Figure 8 . Global 2-m temperature (deg K) bias (top) and RMSE (bottom) for 13-km SHiELD (orange) compared to contemporary GFS (blue), both validated against ERA5 Reanalysis (Hersbach et al. 2020).
3.2 T-SHiELD North Atlantic Nest for Tropical Cyclone Prediction
T-SHiELD uses the variable-resolution capabilities of FV3 to replicate the tropical cyclone track skill of global models and the intensity skill of convective-scale regional hurricane models. This configuration uses the 13-km SHiELD grid and then places a large factor-of-four two-way nest over the tropical North Atlantic (Figure 1). The resulting nested domain has grid cells of about 3-km width and interacts with its parent global domain. Earlier experiments and a comprehensive evaluation of T-SHiELD 2017 were described in Hazelton et al. (2018a, 2018b). T-SHiELD has been used as the initial prototype for the Hurricane Analysis and Forecast System (HAFS; Hazelton et al., 2020). Here we will describe further evolution of T-SHiELD, including progress towards rectifying two forecast issues in T-SHiELD 2017: an under-intensification bias for rapidly intensifying storms, and storms with a radius of maximum winds (RMW) that is too large. Note that there is no 2019 version of T-SHiELD.

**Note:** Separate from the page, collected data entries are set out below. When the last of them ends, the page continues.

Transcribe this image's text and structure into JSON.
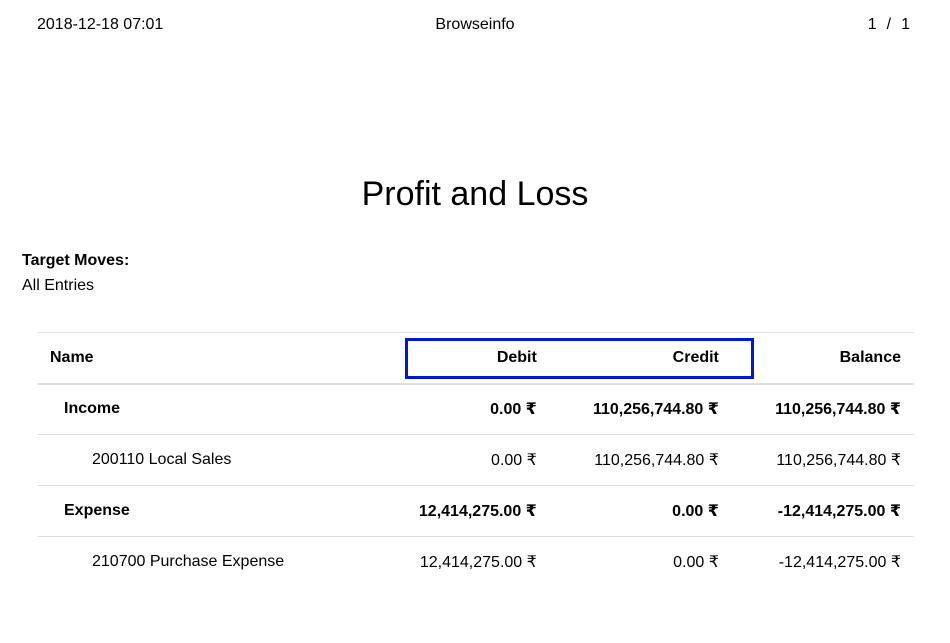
{
  "header": {
    "datetime": "2018-12-18 07:01",
    "company": "Browseinfo",
    "page_current": "1",
    "page_sep": "/",
    "page_total": "1"
  },
  "report": {
    "title": "Profit and Loss",
    "target_moves_label": "Target Moves:",
    "target_moves_value": "All Entries"
  },
  "table": {
    "columns": {
      "name": "Name",
      "debit": "Debit",
      "credit": "Credit",
      "balance": "Balance"
    },
    "rows": [
      {
        "name": "Income",
        "debit": "0.00 ₹",
        "credit": "110,256,744.80 ₹",
        "balance": "110,256,744.80 ₹"
      },
      {
        "name": "200110 Local Sales",
        "debit": "0.00 ₹",
        "credit": "110,256,744.80 ₹",
        "balance": "110,256,744.80 ₹"
      },
      {
        "name": "Expense",
        "debit": "12,414,275.00 ₹",
        "credit": "0.00 ₹",
        "balance": "-12,414,275.00 ₹"
      },
      {
        "name": "210700 Purchase Expense",
        "debit": "12,414,275.00 ₹",
        "credit": "0.00 ₹",
        "balance": "-12,414,275.00 ₹"
      }
    ]
  },
  "highlight": {
    "color": "#0018d6",
    "target": "Debit / Credit column headers"
  }
}
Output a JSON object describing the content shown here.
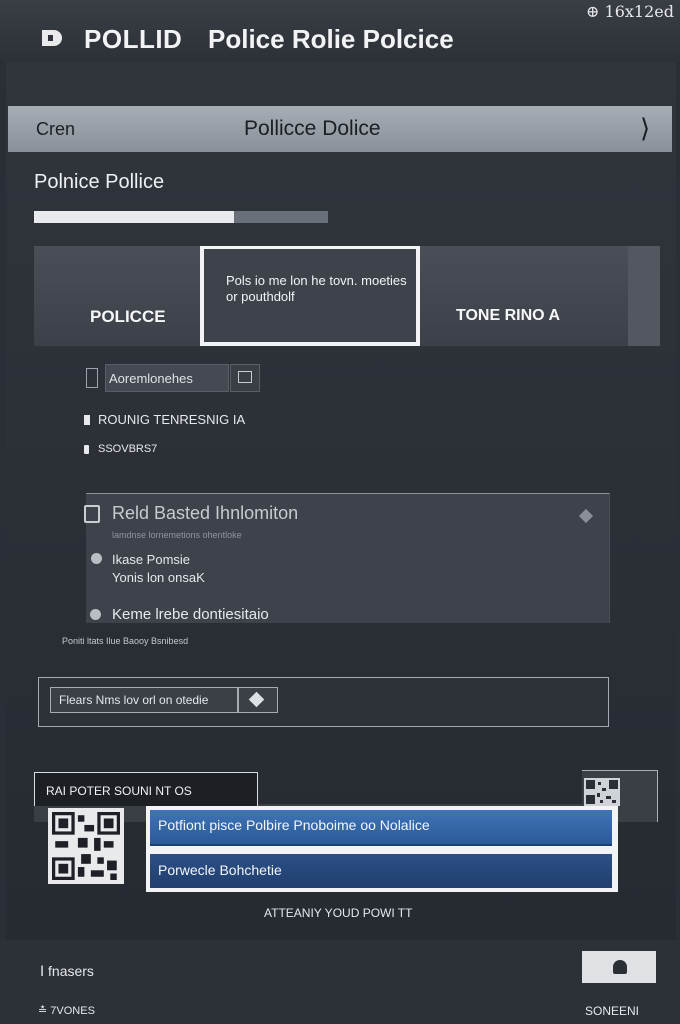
{
  "status_bar": {
    "text": "⊕ 16x12ed"
  },
  "header": {
    "brand": "POLLID",
    "title": "Police Rolie Polcice"
  },
  "navbar": {
    "left": "Cren",
    "center": "Pollicce Dolice",
    "chevron": "⟩"
  },
  "section": {
    "title": "Polnice Pollice",
    "progress": 0.68
  },
  "tabs": {
    "left_label": "POLICCE",
    "popup_text": "Pols io me lon he tovn. moeties or pouthdolf",
    "right_label": "TONE RINO A"
  },
  "dropdown": {
    "value": "Aoremlonehes"
  },
  "list": {
    "item1": "ROUNIG TENRESNIG IA",
    "item2": "SSOVBRS7"
  },
  "card": {
    "title": "Reld Basted Ihnlomiton",
    "subtitle": "lamdnse lornemetions ohentloke",
    "option1": [
      "Ikase Pomsie",
      "Yonis lon onsaK"
    ],
    "option2": "Keme lrebe dontiesitaio",
    "footnote": "Poniti ltats Ilue Baooy Bsnibesd"
  },
  "search": {
    "placeholder": "Flears Nms lov orl on otedie"
  },
  "pass": {
    "tab_label": "RAI POTER SOUNI NT OS",
    "primary_button": "Potfiont pisce Polbire Pnoboime oo Nolalice",
    "secondary_button": "Porwecle Bohchetie",
    "attestation": "ATTEANIY YOUD POWI TT"
  },
  "footer": {
    "left_top": "Ⅰ fnasers",
    "left_bottom": "≛ 7VONES",
    "right_bottom": "SONEENI"
  },
  "colors": {
    "accent_blue": "#3f74b5",
    "navbar": "#9aa0a8",
    "background": "#2a2e36"
  }
}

Hazelton et al. (2018b) found that the RMW in T-SHiELD 2017 was often larger than observed and in particular larger than that in HWRF simulations from the same set of cases. Zhang et al. (2015) found that reducing the parameterized mixing in the PBL scheme reduced the size of the RMW in HWRF. While reducing the parameterized mixing in the hybrid EDMF scheme gave modest improvement to hurricane structure in T-SHiELD, there was no appreciable reduction in the size of the eyewall. A dramatic and immediate impact was instead found by using the positive-definite (PD) advection scheme for water vapor and microphysical tracers. Results from T-SHiELD 2018 simulations of Major Hurricane Irma, initialized prior to its rapid intensification, show that a simulation using the older monotonic advection scheme (Figure 9) produces a gradually expanding vortex that does not intensify. Meanwhile, the simulation with the new PD scheme and no other changes to the physics or dynamics, including advection of dynamical quantities, produces an intensifying storm with a contracting eyewall. Notably, the vertical velocity within the eyewall is much more coherent with the PD scheme and is continually displaced within the eyewall, which we suspect may be driving both the intensification of Irma and a continued contraction of the eye, as well as contributing to enhanced precipitation within the eyewall. For this reason, the positive-definite advection scheme was selected for T-SHiELD 2018.